Treatment
For non-hormonal anti-cancer drugs
- manage symptoms with analgesics
- provide reassurance that symptoms are usually transient.
For hormonal anti-cancer drugs
Early and rapid management of musculoskeletal side effects can improve treatment compliance of hormonal anti-cancer drugs.
The Arthralgia Working Group (AWG) has proposed a step wise approach to the management of joint pain in patients treated with aromatase inhibitors (AIs).r This can also be used as a guide for other hormonal anti-cancer drugs.
Mild arthralgia: recommendation of lifestyle changes (exercise and/or weight loss) or physiotherapy along with simple analgesics such as non-steroidal anti-inflammatory drugs (e.g. ibuprofen), if no contraindication, may be successful.

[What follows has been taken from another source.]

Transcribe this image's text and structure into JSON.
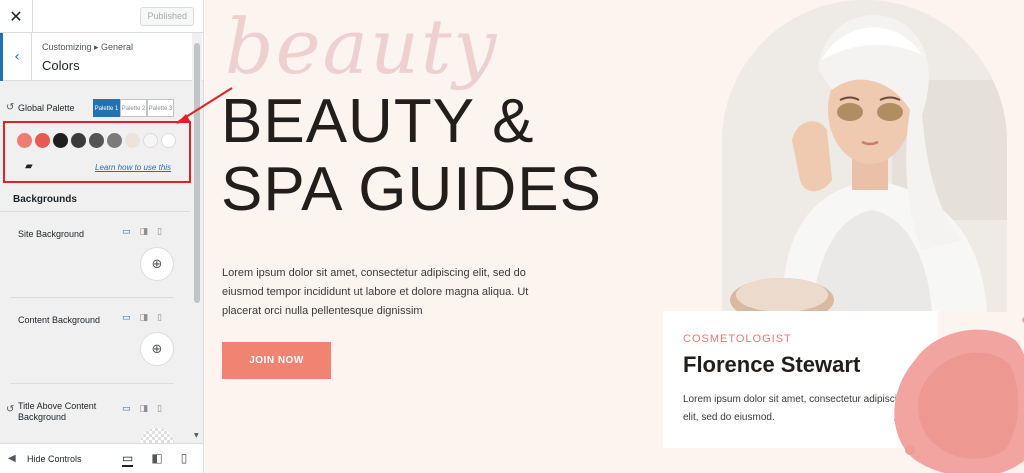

Moderate to severe arthralgia: non-steroidal anti inflammatory drugs (NSAIDs), if no contraindication, should be initiated at a high dose and then titrated down to the minimum effective dose once adequate pain control is established. Paracetamol can be used as an adjunct to NSAIDs. In severe cases or where a contraindication to NSAIDs exists opiate analgesia may be considered.
For immune-checkpoint inhibitor therapy
Monitor patients for symptoms of arthralgia and myalgia. Management depends on the type of immune checkpoint inhibitor therapy and whether given in combination. Mild symptoms may be managed with analgesia such as paracetamol or non-steroidal anti-inflammatories (if not contraindicated). Moderate to severe symptoms may require corticosteroid therapy. Consultation with a rheumatologist is advised. Read more about the Management of immune-related adverse events here.
Other management strategies include:
- the application of warmth to affected areas
- lifestyle factors – weight loss and exercise
- consider a "drug holiday" (withholding treatment for ~ 2 weeks)
- for AIs, consider switching to a different AI. However, the evidence remains anecdotal, and there are currently no prospective trials to suggest that a different AI will result in less arthralgia
- referral of the patient to an Occupational Therapist for assistance in maintaining ADL.